OpenAI, Anthropic and other leading AI model makers have been sued many times for their web scraping practices, but the companies that aid them in this haven’t gone unnoticed. Last year, Reddit Inc. slapped Perplexity AI Inc. and three data-scraping service providers – including Oxylabs – with a lawsuit, accusing them of trawling through its copyrighted content. It famously compared Oxylabs and the others to “bank robbers,” saying that they will do almost anything to access its data – except pay for it.
Fact is, large-scale web scraping is a bit of a legal grey area, and Oxylabs recognizes this, trying to position itself as one of the industry’s most ethical scraping services providers, if such a thing is possible. The company strives to maintain compliance with European Union laws on data collection, which are some of the strictest in the world, and it’s also a founding member of the Ethical Web Data Collection Initiative. Known as EWDCI, it’s an international industry-led consortium and working group that’s trying to establish ethical standards and best practices for the data aggregation industry. It sits under the umbrella of the Internet Infrastructure Coalition, and acts as a kind of regulatory framework for data collection firms that want to maintain digital trust.

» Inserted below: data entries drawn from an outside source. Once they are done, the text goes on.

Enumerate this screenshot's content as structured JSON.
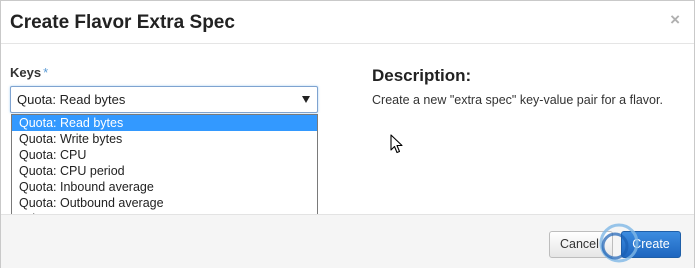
{
  "dialog": {
    "title": "Create Flavor Extra Spec",
    "close_glyph": "×"
  },
  "form": {
    "keys_label": "Keys",
    "required_marker": "*",
    "select": {
      "selected_value": "Quota: Read bytes",
      "options": [
        "Quota: Read bytes",
        "Quota: Write bytes",
        "Quota: CPU",
        "Quota: CPU period",
        "Quota: Inbound average",
        "Quota: Outbound average",
        "Other Key"
      ],
      "highlighted_index": 0
    }
  },
  "description": {
    "title": "Description:",
    "text": "Create a new \"extra spec\" key-value pair for a flavor."
  },
  "footer": {
    "cancel_label": "Cancel",
    "create_label": "Create"
  },
  "icons": {
    "close": "close-icon",
    "dropdown_arrow": "caret-down-icon",
    "cursor": "mouse-pointer-icon"
  },
  "colors": {
    "primary": "#1e66bf",
    "highlight": "#3399ff",
    "required": "#5b9bd5"
  }
}
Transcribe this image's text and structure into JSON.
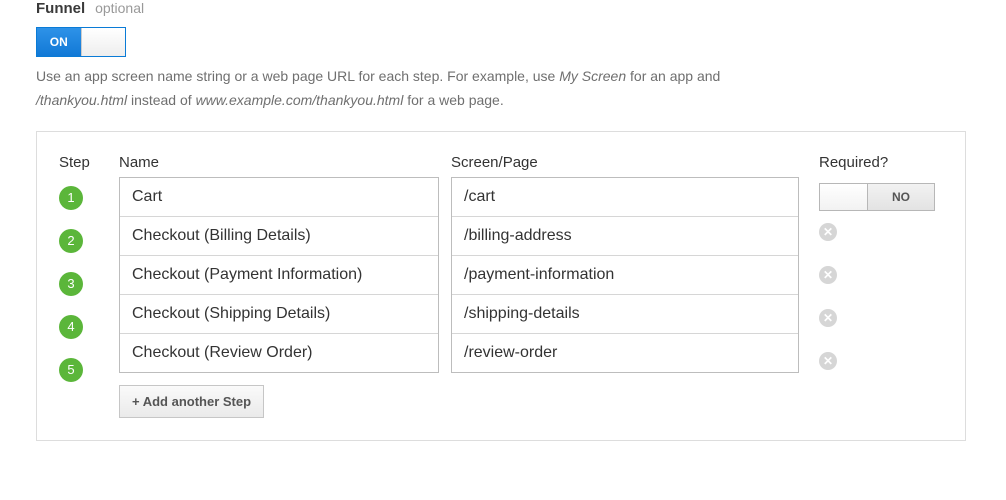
{
  "section": {
    "title": "Funnel",
    "optional_label": "optional"
  },
  "toggle": {
    "on_label": "ON"
  },
  "helptext": {
    "p1a": "Use an app screen name string or a web page URL for each step. For example, use ",
    "p1_em": "My Screen",
    "p1b": " for an app and ",
    "p2_em": "/thankyou.html",
    "p2a": " instead of ",
    "p2_em2": "www.example.com/thankyou.html",
    "p2b": " for a web page."
  },
  "headers": {
    "step": "Step",
    "name": "Name",
    "page": "Screen/Page",
    "required": "Required?"
  },
  "required_toggle": {
    "no_label": "NO"
  },
  "steps": [
    {
      "num": "1",
      "name": "Cart",
      "page": "/cart"
    },
    {
      "num": "2",
      "name": "Checkout (Billing Details)",
      "page": "/billing-address"
    },
    {
      "num": "3",
      "name": "Checkout (Payment Information)",
      "page": "/payment-information"
    },
    {
      "num": "4",
      "name": "Checkout (Shipping Details)",
      "page": "/shipping-details"
    },
    {
      "num": "5",
      "name": "Checkout (Review Order)",
      "page": "/review-order"
    }
  ],
  "add_button": "+ Add another Step"
}
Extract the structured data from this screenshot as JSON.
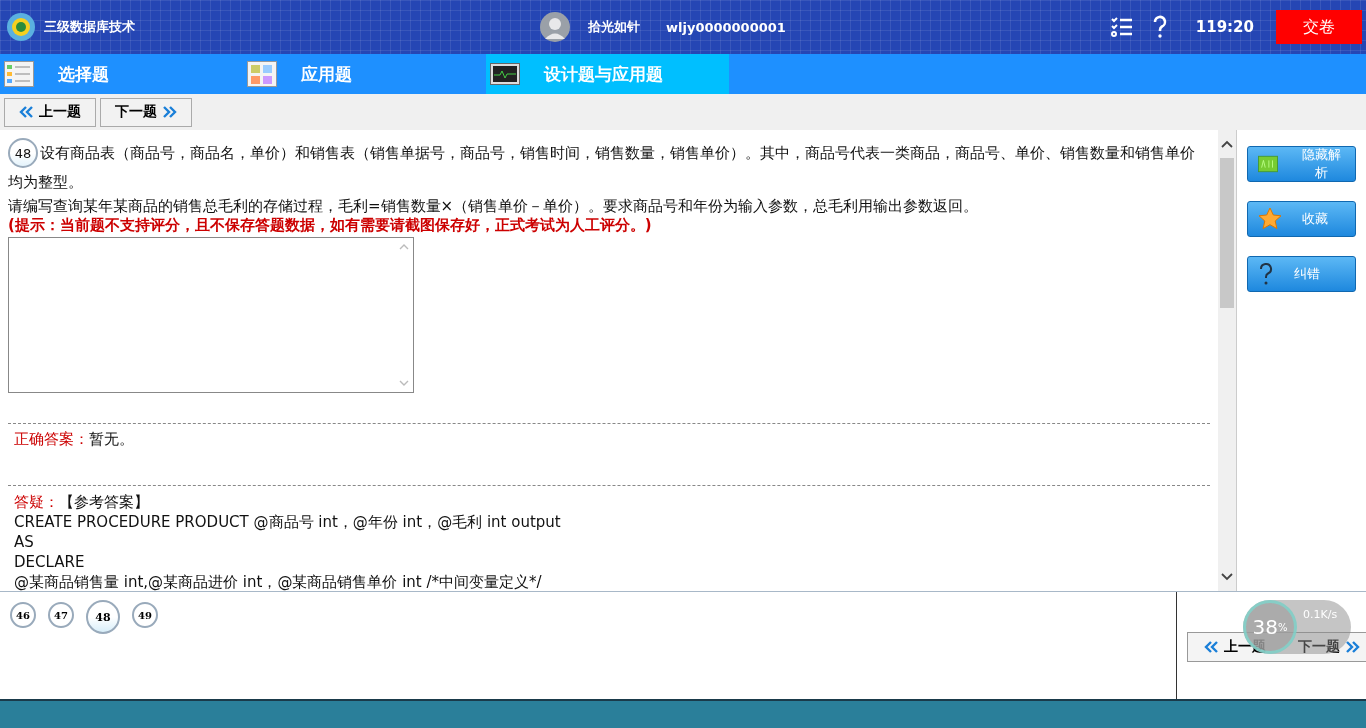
{
  "header": {
    "title": "三级数据库技术",
    "user_name": "拾光如针",
    "user_id": "wljy0000000001",
    "timer": "119:20",
    "submit_button": "交卷"
  },
  "tabs": [
    {
      "label": "选择题",
      "selected": false
    },
    {
      "label": "应用题",
      "selected": false
    },
    {
      "label": "设计题与应用题",
      "selected": true
    }
  ],
  "nav_top": {
    "prev": "上一题",
    "next": "下一题"
  },
  "question": {
    "number": "48",
    "text_1": "设有商品表（商品号，商品名，单价）和销售表（销售单据号，商品号，销售时间，销售数量，销售单价）。其中，商品号代表一类商品，商品号、单价、销售数量和销售单价均为整型。",
    "text_2": "请编写查询某年某商品的销售总毛利的存储过程，毛利=销售数量×（销售单价－单价）。要求商品号和年份为输入参数，总毛利用输出参数返回。",
    "hint": "(提示：当前题不支持评分，且不保存答题数据，如有需要请截图保存好，正式考试为人工评分。)"
  },
  "correct_answer": {
    "label": "正确答案：",
    "value": "暂无。"
  },
  "explanation": {
    "label": "答疑：",
    "title": "【参考答案】",
    "lines": [
      "CREATE PROCEDURE PRODUCT @商品号 int，@年份 int，@毛利 int output",
      "AS",
      "DECLARE",
      "@某商品销售量 int,@某商品进价 int，@某商品销售单价 int  /*中间变量定义*/"
    ]
  },
  "side_buttons": [
    {
      "label": "隐藏解析"
    },
    {
      "label": "收藏"
    },
    {
      "label": "纠错"
    }
  ],
  "answer_card": [
    {
      "number": "46",
      "selected": false
    },
    {
      "number": "47",
      "selected": false
    },
    {
      "number": "48",
      "selected": true
    },
    {
      "number": "49",
      "selected": false
    }
  ],
  "nav_bottom": {
    "prev": "上一题",
    "next": "下一题"
  },
  "speed_widget": {
    "percent": "38",
    "percent_sign": "%",
    "speed": "0.1K/s"
  }
}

Regardless of the controversy around web scraping, there is no denying that companies like Oxylabs are emerging as critical players within the broader AI industry. While AI agents get most of the headlines for coding, creating graphics, making movies and automating business tasks, they wouldn’t be able to do any of that without the data infrastructure that Oxylabs provides.
The money comes from Warburg’s $4 billion Capital Solutions Founders Fund, which has previously backed another Lithuanian startup, Nord Security UAB, the creator of NordVPN. It now has a sizable stake in Lithuania’s two biggest technology firms. “Oxylabs has established itself as a leader in web intelligence through its sophisticated technology and expansive network,” said Warburg Pincus Principal Allison Ross.